UP and the four Cs of disaster management

There were plenty of lessons to be learned in the aftermath of Yolanda. “You always learn in a disaster. You always learn in a war. Chaos is a good teacher,” Herbosa says, reflecting a principle in trauma surgery and emergency care. And among these lessons gleaned from managing crises and medical disasters are some that can well be applied to UP even in a non-crisis situation.

“I think UP has a very unique role in the development of the country and of human society in the Philippines,” Herbosa says. “We’re always regarded as the kontra sa gobyerno. We educate our youth by showing them what’s wrong with the government. We are always opposing. Speaking as a guy in disaster work, you can’t do that in a disaster.”

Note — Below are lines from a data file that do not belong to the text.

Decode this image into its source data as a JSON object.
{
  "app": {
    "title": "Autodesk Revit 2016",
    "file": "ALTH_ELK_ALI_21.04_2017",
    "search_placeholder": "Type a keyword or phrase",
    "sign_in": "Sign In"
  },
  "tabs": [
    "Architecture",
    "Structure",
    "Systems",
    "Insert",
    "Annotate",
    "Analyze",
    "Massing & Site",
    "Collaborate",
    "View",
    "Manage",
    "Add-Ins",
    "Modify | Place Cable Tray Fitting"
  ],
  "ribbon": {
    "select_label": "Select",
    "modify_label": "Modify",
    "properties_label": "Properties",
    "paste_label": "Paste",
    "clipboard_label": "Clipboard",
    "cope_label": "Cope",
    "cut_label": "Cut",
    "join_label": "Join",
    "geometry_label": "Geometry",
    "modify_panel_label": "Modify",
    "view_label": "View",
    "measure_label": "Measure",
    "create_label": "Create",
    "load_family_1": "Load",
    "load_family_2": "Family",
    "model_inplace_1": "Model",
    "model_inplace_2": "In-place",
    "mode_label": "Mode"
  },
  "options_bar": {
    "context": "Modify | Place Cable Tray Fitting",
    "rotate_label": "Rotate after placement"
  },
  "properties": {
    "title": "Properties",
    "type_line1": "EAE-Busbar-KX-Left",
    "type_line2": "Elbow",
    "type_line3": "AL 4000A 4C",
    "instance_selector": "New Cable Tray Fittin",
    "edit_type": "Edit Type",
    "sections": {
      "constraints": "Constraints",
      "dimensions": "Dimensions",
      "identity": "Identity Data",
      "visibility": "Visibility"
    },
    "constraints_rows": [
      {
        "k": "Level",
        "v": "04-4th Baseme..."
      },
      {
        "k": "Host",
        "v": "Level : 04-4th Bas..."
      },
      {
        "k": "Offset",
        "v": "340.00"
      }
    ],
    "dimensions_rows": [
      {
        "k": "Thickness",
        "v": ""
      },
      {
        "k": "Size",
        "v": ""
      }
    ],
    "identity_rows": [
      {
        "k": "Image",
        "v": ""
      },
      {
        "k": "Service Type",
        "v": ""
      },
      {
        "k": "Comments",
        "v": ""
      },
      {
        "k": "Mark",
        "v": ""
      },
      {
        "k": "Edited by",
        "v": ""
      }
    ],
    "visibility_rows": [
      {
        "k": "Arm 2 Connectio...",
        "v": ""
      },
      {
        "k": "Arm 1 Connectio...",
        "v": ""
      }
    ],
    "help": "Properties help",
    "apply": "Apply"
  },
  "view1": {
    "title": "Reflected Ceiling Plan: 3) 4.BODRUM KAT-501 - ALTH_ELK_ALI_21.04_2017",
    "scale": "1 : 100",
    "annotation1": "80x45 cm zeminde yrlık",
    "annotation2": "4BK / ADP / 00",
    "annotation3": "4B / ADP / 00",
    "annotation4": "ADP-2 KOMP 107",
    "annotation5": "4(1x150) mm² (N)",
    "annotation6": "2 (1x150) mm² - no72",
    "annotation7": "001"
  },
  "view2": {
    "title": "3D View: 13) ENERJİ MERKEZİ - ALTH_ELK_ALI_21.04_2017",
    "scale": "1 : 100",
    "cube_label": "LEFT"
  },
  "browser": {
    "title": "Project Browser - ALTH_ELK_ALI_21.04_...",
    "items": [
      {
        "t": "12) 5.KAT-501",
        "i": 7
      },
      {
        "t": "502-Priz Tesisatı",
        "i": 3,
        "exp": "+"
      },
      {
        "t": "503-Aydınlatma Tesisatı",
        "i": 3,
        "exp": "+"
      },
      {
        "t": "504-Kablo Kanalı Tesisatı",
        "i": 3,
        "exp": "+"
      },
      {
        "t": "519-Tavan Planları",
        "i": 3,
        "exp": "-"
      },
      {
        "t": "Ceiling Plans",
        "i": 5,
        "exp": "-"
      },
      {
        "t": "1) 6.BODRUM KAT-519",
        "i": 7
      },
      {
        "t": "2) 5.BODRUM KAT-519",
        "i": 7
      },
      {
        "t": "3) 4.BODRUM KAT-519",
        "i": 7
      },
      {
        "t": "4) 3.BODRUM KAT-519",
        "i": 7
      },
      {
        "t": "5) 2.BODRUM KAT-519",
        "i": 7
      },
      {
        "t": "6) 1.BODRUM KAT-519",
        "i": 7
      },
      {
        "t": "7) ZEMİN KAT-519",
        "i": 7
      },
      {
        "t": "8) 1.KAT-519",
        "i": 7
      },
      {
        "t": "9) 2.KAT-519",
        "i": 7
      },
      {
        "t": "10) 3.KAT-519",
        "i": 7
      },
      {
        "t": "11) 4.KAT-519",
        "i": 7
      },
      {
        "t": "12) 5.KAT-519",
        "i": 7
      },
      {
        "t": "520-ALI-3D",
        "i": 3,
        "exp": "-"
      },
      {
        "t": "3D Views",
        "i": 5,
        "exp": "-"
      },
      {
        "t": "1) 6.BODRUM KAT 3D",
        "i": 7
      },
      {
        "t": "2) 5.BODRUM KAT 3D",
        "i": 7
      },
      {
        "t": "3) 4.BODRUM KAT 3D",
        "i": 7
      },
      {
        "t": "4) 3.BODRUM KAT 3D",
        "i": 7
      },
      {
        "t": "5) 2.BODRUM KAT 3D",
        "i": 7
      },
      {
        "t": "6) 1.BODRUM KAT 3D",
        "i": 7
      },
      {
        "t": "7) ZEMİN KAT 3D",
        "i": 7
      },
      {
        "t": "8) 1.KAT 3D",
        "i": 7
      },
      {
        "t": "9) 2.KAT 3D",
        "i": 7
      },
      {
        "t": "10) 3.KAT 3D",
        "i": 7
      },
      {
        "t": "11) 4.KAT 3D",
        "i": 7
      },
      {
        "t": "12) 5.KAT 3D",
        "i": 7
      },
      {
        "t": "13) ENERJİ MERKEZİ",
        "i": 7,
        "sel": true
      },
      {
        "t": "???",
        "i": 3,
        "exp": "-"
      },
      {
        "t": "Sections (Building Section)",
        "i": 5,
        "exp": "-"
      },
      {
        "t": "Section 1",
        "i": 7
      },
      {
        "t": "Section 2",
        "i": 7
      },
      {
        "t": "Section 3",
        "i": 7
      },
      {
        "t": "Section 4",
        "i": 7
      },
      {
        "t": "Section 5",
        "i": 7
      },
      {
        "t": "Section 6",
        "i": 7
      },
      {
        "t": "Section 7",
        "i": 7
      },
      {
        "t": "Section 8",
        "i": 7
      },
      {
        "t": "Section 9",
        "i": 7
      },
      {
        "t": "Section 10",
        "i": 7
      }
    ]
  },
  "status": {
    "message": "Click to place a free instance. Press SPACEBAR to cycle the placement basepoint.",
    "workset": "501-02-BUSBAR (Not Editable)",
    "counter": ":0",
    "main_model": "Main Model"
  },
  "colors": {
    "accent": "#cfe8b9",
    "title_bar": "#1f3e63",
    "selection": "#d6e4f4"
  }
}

There are three Cs that are key to disaster management: collaboration, coordination, and communication.

Regarding the first C, “I think we as a national university should learn to collaborate with each other in the different specialties, and with other universities,” Ted says, adding that the increasing number of research collaborations and partnerships between UP and foreign universities is a very good sign.

On the second C, coordination: “I think the way to work is to work with government and work for government. We’re a government-funded institution; we are part of every administration that comes in. We don’t have to be political, but we can be coordinated,” He said.  One example is the training of local government officials being done by the National College of Public Administration and Governance—services that directly impact communities and transcend political parties and administrations. He also mentions the many UP medical alumni who are now serving the people as department heads and directors of public hospitals. “I’d like to see UP continue to do that.”

On the third C, communication: Ted emphasizes the need for people in UP to cross disciplinal boundaries and communicate with one another. For instance, he says, he took a tour of UP Los Baños, and discovered a lot of health-related research being conducted and products being produced there, from nutrition gardens to larvicides—things not a lot of people within the UP System, let alone the greater public, know about. “I see a lot of potential in what UP can offer, but we need to communicate it,” he says. “I think UP is really about all the professors who work here and the great ideas they have.” And these kinds of hidden treasures are what we must share with the world.

He adds a fourth C, which is not quite disaster-related but very much aligned with UP’s purpose: creation and innovation. “The University’s role is really to create new knowledge that is relevant to society. That is my vision of what a university does,” Herbosa says. “So we need to collaborate, coordinate and communicate to create and innovate.

“I think the way to lead our professors, our National Scientists and National Artists, is to lead from the back. Academic administration, they say, is a paradox. How can you administer professors and National Scientists and National Artists? You can’t. You just allow them to blossom. So my job, and even the UP president’s job, is to make sure they continue to be in an environment that allows them to be creative.”

And where else is creativity born if not from chaos?